Retinal pigmented epithelium (RPE), the outermost layer of the retina, has a key role in maintaining retinal cells’ functions. RPE dysfunction can lead to many ocular disorders. Besides, plasticity of these cells has been previously demonstrated. Severity of the culture of RPE cells has exerted many limitations to both in vitro and in vivo studies and its therapeutic applications. Therefore, establishment of RPE cell lines with high proliferative potential can considerably improve study of RPE cell biology and its potential in cell replacement therapy and regenerative medicine. Here we report generation of a spontaneously immortalized murine RPE cell line in primary mouse RPE cell culture.

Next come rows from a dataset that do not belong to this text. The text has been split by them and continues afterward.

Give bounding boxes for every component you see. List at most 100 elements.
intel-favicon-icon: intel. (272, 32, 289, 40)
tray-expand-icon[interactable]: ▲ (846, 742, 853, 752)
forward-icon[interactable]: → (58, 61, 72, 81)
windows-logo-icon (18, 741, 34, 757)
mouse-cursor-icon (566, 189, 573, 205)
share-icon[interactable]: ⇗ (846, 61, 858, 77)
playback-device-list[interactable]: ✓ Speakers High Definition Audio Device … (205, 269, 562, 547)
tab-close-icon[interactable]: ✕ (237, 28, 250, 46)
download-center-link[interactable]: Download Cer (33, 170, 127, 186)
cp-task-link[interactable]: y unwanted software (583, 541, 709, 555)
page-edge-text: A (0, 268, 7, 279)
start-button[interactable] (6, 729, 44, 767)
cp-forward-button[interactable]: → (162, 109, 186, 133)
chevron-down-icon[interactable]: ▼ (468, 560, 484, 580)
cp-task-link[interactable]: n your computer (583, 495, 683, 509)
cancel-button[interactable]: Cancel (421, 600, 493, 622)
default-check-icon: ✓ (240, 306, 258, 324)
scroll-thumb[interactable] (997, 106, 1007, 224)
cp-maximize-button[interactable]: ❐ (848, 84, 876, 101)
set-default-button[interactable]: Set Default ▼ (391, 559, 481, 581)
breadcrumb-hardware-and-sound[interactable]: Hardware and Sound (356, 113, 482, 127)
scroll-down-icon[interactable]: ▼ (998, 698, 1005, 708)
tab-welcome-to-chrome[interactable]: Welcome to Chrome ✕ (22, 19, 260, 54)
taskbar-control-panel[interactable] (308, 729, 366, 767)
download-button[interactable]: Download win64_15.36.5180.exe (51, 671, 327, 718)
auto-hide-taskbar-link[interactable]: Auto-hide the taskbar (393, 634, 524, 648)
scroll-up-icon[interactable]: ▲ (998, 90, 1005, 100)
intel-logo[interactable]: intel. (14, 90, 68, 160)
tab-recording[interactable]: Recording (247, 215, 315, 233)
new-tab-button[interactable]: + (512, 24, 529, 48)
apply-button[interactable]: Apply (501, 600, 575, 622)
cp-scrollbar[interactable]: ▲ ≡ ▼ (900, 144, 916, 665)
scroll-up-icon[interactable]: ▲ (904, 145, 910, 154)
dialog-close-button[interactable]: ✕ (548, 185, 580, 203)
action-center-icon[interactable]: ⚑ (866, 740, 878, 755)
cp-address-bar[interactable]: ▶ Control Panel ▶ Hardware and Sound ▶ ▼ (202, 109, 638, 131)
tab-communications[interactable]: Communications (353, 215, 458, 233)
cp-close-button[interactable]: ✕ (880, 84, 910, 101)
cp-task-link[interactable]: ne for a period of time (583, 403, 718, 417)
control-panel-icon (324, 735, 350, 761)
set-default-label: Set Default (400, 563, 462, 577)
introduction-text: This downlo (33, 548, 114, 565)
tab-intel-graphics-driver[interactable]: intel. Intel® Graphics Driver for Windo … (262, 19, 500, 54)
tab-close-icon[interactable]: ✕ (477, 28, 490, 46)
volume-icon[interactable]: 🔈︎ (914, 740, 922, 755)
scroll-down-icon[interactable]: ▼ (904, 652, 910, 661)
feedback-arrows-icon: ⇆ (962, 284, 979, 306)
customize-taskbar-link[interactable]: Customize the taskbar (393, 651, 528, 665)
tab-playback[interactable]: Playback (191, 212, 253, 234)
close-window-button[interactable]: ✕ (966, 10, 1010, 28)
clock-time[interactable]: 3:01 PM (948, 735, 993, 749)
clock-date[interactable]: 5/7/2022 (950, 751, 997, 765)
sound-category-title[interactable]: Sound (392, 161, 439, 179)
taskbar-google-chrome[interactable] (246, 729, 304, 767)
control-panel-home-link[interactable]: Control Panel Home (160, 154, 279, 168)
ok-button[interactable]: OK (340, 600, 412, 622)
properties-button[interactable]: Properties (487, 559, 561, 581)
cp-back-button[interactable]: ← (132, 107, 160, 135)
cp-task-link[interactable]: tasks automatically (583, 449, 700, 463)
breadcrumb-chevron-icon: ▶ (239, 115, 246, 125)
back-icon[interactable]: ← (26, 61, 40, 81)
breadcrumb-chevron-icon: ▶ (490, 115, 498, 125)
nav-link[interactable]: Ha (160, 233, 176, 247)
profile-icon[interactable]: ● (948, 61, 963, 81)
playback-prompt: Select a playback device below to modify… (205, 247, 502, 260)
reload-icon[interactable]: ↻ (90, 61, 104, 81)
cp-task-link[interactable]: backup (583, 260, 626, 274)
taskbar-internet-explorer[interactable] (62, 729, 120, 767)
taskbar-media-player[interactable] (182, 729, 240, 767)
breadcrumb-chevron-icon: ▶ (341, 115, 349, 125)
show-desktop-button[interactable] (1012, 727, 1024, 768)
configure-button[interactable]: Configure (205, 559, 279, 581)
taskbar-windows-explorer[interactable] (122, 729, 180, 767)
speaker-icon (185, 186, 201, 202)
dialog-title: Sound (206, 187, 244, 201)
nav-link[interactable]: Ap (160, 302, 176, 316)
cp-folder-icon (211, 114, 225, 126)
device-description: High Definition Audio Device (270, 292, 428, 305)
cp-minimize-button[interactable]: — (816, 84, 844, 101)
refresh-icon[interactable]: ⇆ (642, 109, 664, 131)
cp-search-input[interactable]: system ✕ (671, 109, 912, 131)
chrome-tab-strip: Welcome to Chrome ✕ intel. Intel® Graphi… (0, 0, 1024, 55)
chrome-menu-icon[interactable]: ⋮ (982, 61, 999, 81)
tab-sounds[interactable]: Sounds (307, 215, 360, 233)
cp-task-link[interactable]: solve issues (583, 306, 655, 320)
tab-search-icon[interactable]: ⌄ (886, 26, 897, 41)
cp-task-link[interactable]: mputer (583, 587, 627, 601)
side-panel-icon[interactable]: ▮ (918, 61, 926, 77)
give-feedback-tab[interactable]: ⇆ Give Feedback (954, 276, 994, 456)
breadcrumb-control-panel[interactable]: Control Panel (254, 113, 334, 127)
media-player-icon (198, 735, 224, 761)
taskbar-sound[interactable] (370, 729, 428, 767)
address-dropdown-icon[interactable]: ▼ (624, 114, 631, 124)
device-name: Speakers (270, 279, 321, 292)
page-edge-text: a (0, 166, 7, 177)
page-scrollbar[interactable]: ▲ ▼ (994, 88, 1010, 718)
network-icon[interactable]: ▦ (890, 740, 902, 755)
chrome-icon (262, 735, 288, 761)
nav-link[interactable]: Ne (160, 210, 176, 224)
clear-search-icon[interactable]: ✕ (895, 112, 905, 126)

Mouse RPE cells were isolated, characterized and cultured according to standard protocols. In the third passage a sub-population of colonized cells, with very different morphology, was detected in cultures. Founded colonized cells were picked up and expression of RPE and retinal progenitor cells’ (RPC) markers was studied using immunocytochemistry (ICC) and Real-Time PCR. Emerged cells cultured over 35 passages and population doubling times in 2.5%, 5% and 10% fetal bovine serum (FBS) were calculated. We also investigated the ability of cells to be transfected by calcium-phosphate method and to be infected by adeno-associated virus serotype 2 (AAV2) using flow cytometry.

Our results showed that the cobblestone constituent cells expressed RPE65, cytokeratin and ZO1 and moreover several progenitor markers as like as PAX6, SOX2, nestin and CHX10. We revealed that despite primary RPE cells, the newly emerged cells, were easily transfectable and were more infectable when compared with HEK293T cells.

Our data indicated that the emerged mouse RPE cell line pretended RPC-like phenotype and also simultaneously expressed RPE markers. It would be a promising model for leading studies on RPE and RPC cells and substantially confirmed the great RPE plasticity and its invaluable potential in research studies.